The hazard insurance is insurance coverage on the property that will pay out to the lender in the event of a total loss. Therefore, the lender needs to be listed as the mortgagee on the policy (the mortgagee is the party to whom the insurance will pay out in the event of a loss) and the coverage needs to be enough to either satisfy the loan or rebuild the home.
When you order the hazard insurance, make sure to include the lender’s mortgagee clause and the loan number (if you have one). The mortgagee clause can sometimes be obtained from the loan submission documents, the lender’s website or the pre-approval. If you don’t find it there, contact your AE. It is imperative that the mortgagee clause be exactly right, to the letter, on the evidence of insurance. Also keep in mind that some lenders have different mortgagee clauses for the insurance, the title commitment and the closing protection letter (CPL). Make sure you’re using the correct clause.
You will also want to make sure that you order the correct amount of dwelling coverage. The amount of dwelling coverage required will be the lesser of the loan amount or the Estimate of Cost- New on the appraisal (page 3 under the Cost Approach section). If you have a copy of your borrower’s current insurance declarations page (dec page), check for the amount of current coverage listed. Also look for additional coverage that may be listed as additional replacement coverage or guaranteed coverage. Extended coverage is usually for an additional 20-50% above the listed dwelling coverage. Guaranteed replacement coverage means that the home will be replaced, regardless of cost. So, if the coverage is listed as $140,000 and they also have replacement coverage of 125%, the total dwelling coverage is actually $175,000. You may have to call the agent to get the percentage of the additional coverage but you do want to do this. This additional coverage can make the difference between having to increase your borrower’s coverage (and premium) or not.
When you receive the evidence of insurance back from the insurance company, check the following:
*Borrowers’ names and the correct property address; note that the borrower’s address may different from the address of the subject property, particularly in the case of investment properties. Make sure that the subject property is the insured property on the policy.
*Verify that the mortgagee clause for your lender is correct and that the loan number is listed, if you have one; if you’re doing a combination first and second mortgage, both will need to be shown on the insurance with the mortgagee listed for each (even if it’s the same lender for both loans).
*Check the amount of coverage to make sure you have enough; the policy may also include extended or guaranteed replacement coverage (see above).

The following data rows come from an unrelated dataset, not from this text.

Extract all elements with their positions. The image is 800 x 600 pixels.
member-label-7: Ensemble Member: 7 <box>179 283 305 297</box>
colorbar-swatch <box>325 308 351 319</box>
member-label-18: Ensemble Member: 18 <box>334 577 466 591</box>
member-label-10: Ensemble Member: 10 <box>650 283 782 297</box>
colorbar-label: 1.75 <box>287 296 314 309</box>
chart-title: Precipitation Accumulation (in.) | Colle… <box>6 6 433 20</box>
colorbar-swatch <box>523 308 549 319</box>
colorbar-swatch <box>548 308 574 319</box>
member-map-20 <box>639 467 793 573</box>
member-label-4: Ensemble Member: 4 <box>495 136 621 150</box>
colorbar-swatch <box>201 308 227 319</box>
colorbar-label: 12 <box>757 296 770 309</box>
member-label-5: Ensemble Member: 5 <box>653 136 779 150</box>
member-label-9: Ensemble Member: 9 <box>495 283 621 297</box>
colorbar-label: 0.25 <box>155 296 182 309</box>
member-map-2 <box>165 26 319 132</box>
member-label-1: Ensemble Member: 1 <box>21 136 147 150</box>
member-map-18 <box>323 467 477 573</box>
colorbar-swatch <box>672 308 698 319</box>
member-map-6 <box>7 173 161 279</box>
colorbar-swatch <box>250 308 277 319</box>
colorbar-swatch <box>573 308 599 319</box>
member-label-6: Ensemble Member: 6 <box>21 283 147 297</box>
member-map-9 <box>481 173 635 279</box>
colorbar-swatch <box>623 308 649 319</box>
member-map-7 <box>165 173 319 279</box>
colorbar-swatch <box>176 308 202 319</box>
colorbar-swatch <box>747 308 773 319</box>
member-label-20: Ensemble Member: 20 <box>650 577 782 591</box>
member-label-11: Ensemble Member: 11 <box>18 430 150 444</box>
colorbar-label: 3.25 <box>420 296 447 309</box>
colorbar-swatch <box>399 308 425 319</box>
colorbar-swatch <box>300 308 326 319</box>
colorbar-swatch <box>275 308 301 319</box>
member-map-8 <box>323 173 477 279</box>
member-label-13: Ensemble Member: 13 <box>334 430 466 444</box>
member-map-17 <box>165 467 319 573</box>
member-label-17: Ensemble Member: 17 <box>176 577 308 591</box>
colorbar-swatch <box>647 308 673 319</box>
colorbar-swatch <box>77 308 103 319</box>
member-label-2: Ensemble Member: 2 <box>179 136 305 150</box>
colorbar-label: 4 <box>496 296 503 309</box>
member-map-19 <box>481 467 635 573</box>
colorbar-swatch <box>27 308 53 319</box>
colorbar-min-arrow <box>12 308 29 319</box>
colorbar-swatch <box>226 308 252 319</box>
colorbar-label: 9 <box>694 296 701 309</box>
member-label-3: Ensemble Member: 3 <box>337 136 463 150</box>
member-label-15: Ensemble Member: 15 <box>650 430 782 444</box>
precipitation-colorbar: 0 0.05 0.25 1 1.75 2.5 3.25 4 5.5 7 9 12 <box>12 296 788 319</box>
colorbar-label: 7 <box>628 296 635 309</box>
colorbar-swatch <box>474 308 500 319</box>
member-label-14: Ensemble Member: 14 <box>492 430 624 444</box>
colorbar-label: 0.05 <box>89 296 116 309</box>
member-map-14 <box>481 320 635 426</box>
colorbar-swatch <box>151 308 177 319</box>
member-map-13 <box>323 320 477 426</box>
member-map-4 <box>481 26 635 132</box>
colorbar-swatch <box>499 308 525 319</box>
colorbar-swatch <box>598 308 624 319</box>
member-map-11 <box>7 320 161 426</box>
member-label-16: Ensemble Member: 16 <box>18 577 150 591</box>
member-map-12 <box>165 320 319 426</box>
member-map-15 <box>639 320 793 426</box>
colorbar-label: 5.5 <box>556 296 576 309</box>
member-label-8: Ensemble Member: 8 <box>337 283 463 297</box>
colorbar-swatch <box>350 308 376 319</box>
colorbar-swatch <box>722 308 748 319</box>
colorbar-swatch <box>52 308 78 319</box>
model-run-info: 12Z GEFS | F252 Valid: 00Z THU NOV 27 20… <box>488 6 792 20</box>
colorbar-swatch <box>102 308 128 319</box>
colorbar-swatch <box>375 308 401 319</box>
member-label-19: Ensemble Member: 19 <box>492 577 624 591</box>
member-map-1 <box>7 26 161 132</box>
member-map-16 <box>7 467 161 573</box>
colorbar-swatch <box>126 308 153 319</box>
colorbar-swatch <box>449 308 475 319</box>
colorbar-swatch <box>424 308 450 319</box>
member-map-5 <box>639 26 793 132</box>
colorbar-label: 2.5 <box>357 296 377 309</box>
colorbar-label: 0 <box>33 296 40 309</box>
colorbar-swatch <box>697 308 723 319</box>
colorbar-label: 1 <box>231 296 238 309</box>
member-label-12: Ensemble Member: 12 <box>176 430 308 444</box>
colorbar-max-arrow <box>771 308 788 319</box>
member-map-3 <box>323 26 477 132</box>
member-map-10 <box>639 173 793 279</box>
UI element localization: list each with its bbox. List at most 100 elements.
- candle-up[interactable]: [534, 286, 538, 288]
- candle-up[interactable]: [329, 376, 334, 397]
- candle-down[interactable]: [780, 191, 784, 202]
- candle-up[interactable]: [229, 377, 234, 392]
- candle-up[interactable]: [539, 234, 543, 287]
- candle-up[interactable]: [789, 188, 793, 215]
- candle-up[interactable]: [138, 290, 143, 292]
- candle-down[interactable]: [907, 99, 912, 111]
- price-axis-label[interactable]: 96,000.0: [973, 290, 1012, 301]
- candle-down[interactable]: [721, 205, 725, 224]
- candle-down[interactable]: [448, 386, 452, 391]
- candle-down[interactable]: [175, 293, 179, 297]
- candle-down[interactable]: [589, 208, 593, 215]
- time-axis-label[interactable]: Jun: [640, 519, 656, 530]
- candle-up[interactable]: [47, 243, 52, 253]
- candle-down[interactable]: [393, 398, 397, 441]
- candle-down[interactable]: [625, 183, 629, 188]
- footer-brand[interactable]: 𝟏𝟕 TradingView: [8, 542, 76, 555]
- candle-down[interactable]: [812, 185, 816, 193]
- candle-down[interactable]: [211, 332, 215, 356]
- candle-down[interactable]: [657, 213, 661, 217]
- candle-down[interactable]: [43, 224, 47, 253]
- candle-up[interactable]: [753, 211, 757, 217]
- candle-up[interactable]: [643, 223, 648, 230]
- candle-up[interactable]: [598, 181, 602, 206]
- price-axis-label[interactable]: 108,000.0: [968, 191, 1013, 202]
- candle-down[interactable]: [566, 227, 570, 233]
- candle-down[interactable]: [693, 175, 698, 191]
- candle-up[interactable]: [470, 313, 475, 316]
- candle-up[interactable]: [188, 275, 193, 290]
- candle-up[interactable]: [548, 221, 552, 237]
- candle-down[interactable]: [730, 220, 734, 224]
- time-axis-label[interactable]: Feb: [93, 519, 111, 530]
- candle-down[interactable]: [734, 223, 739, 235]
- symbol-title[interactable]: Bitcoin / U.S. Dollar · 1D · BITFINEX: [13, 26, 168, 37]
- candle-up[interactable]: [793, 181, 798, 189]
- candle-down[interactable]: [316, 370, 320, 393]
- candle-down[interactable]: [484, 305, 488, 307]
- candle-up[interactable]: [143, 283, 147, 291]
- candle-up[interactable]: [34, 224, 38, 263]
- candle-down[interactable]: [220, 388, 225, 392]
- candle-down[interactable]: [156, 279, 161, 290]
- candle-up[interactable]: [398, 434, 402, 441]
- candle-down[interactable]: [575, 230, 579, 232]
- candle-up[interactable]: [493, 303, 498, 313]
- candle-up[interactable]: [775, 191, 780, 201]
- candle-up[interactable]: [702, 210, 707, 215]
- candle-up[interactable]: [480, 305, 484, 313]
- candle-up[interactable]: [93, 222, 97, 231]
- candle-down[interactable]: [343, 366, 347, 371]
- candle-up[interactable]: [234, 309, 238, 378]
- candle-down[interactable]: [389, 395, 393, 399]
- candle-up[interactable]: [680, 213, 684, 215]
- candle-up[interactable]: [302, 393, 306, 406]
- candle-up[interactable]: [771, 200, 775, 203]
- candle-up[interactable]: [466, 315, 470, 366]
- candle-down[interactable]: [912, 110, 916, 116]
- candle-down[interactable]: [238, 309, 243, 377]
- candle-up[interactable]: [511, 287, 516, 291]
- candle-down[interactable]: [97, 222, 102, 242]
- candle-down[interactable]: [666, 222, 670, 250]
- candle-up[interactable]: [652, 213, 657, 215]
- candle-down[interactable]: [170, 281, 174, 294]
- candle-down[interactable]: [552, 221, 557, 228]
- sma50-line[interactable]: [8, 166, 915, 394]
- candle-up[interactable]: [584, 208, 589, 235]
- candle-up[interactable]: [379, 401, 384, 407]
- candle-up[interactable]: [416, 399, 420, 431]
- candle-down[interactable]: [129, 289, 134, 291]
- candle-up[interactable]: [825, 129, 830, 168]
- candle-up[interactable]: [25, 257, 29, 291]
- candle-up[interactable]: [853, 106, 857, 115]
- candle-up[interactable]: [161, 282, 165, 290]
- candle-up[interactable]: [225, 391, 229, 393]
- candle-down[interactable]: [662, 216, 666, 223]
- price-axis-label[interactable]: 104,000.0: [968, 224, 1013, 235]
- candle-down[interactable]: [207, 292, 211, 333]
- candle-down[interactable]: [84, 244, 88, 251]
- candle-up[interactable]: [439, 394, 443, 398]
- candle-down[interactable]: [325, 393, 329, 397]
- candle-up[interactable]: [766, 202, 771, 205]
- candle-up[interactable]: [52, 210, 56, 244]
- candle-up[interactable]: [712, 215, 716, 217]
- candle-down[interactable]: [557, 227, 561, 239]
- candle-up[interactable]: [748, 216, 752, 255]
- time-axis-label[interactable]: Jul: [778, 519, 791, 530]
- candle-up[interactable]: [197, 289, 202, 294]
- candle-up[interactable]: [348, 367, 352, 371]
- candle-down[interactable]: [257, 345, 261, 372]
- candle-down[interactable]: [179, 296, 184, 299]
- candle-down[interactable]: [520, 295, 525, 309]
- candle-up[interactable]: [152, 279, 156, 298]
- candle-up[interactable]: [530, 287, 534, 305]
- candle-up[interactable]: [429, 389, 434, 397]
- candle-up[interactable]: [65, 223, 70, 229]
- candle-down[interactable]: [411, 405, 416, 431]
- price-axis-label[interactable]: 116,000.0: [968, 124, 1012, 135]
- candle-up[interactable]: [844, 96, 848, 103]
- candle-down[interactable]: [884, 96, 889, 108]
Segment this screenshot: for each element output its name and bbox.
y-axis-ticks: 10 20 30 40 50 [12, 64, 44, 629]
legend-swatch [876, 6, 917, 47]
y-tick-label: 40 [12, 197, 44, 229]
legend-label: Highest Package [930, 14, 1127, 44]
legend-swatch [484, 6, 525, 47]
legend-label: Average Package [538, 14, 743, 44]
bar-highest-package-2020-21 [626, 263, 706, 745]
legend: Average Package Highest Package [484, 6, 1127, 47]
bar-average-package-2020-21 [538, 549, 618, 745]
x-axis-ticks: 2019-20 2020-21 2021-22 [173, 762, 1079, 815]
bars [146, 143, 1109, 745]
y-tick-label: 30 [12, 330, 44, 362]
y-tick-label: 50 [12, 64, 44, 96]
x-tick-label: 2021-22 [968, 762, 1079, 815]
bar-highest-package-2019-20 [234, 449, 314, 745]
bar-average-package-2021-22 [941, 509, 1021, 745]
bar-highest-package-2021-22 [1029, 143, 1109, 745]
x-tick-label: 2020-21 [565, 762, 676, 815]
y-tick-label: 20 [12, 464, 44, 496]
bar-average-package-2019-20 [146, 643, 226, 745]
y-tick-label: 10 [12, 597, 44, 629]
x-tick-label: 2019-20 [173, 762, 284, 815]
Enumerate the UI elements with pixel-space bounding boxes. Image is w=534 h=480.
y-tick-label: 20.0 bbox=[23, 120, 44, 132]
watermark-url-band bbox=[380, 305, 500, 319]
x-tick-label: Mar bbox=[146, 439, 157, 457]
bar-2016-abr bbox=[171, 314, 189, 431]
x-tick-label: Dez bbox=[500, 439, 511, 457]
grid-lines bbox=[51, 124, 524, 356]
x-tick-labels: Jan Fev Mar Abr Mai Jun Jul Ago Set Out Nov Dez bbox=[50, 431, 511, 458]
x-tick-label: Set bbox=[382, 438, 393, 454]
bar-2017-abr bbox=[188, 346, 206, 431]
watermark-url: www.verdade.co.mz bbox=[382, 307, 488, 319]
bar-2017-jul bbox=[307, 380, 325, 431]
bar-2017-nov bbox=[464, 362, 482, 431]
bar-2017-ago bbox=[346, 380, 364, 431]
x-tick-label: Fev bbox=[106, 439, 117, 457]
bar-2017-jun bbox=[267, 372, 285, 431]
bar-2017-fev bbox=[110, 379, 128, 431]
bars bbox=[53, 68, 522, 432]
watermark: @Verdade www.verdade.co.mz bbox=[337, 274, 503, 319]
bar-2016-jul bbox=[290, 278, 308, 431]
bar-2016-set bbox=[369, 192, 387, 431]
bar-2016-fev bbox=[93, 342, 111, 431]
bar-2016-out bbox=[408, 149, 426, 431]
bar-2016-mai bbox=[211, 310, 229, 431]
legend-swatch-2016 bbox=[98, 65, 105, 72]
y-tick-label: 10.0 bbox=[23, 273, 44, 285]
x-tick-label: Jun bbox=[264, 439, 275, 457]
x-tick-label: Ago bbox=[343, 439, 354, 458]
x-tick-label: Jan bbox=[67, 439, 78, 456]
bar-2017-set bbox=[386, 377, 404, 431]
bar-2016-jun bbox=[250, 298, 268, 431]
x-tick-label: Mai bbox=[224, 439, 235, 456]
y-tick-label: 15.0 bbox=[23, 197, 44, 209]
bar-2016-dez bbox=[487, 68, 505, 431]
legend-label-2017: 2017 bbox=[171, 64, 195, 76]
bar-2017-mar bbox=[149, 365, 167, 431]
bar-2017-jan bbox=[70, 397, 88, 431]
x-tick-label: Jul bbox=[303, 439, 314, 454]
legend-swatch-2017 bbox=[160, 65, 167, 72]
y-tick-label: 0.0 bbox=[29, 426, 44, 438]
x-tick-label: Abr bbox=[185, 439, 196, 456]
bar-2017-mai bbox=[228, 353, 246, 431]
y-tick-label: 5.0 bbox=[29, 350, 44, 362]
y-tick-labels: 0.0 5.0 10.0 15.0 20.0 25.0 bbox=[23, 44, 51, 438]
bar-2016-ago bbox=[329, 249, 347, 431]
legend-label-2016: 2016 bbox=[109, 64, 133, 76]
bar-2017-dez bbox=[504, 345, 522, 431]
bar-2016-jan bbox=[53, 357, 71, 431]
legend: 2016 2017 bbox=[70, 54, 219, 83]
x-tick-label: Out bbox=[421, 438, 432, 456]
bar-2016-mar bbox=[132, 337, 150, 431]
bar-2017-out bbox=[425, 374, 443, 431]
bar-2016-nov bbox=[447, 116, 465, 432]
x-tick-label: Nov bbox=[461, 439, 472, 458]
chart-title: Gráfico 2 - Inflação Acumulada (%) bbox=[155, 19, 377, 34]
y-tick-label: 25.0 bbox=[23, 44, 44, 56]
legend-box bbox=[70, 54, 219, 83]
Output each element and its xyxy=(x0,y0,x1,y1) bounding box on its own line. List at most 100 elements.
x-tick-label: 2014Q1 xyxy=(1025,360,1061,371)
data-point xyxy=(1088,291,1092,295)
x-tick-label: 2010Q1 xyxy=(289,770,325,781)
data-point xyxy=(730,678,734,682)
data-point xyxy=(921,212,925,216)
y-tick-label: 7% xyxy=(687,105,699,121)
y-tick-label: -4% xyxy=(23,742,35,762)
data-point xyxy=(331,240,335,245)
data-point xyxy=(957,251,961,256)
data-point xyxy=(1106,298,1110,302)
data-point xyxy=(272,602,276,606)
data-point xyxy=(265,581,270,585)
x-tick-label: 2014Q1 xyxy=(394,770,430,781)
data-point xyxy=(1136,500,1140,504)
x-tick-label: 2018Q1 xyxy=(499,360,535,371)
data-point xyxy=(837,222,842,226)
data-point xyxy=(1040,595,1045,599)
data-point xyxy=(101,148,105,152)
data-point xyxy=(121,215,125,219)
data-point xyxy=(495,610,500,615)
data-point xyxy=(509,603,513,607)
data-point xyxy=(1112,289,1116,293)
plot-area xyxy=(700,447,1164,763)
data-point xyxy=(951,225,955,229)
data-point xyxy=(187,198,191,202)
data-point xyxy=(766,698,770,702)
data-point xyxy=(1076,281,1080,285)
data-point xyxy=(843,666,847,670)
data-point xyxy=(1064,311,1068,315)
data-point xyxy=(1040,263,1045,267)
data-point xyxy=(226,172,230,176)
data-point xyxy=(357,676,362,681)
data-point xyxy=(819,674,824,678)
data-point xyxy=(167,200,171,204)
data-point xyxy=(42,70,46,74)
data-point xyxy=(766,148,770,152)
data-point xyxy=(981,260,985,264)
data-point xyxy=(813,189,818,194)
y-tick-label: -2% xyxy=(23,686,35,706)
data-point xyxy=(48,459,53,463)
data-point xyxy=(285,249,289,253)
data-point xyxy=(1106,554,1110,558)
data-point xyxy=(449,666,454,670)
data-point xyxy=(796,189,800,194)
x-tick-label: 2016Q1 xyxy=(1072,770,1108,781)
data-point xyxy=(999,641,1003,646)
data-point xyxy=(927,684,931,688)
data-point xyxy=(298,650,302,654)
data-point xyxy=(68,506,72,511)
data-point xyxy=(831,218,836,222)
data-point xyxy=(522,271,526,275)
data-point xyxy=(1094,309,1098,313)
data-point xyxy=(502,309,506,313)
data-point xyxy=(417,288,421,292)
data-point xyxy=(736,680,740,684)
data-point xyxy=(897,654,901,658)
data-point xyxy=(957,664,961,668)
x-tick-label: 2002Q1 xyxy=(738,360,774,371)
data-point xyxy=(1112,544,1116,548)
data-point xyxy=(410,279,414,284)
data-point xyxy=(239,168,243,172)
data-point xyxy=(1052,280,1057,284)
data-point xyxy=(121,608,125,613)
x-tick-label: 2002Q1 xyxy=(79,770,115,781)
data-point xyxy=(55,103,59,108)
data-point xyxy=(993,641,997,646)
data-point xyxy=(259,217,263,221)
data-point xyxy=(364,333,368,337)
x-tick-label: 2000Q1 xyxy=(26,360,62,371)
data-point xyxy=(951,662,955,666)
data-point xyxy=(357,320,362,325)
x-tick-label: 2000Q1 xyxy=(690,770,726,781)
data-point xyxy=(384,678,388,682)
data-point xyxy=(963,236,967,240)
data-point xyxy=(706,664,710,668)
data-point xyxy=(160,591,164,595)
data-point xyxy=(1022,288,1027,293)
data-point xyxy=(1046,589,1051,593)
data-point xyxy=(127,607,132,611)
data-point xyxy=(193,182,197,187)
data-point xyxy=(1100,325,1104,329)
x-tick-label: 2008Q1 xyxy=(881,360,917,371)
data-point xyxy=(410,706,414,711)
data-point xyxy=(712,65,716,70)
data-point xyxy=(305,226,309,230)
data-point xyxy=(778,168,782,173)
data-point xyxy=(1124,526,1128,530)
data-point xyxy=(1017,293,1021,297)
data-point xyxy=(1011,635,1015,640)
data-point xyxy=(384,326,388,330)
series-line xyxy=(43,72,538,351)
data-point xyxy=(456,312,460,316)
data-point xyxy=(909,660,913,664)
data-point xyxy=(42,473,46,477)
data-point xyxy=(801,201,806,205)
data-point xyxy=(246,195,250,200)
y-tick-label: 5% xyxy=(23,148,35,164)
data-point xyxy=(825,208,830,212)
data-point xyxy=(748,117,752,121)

*Make sure the evidence of insurance includes the annual premium amount and if the premium has been paid or not.
*Check the effective dates; on a purchase, the effective date should be the date of closing. For refinances, the effective dates will already be in place. You must have at least three months after the loan funds before the next annual premium is due or the next premium will need to be paid at closing.
*Make sure the insurance agent’s information is shown on the evidence.
Once you receive the evidence of insurance and verify the information, you will need to provide copies to both the lender and the title company / closing agent. Don’t forget to keep one copy in your file as well.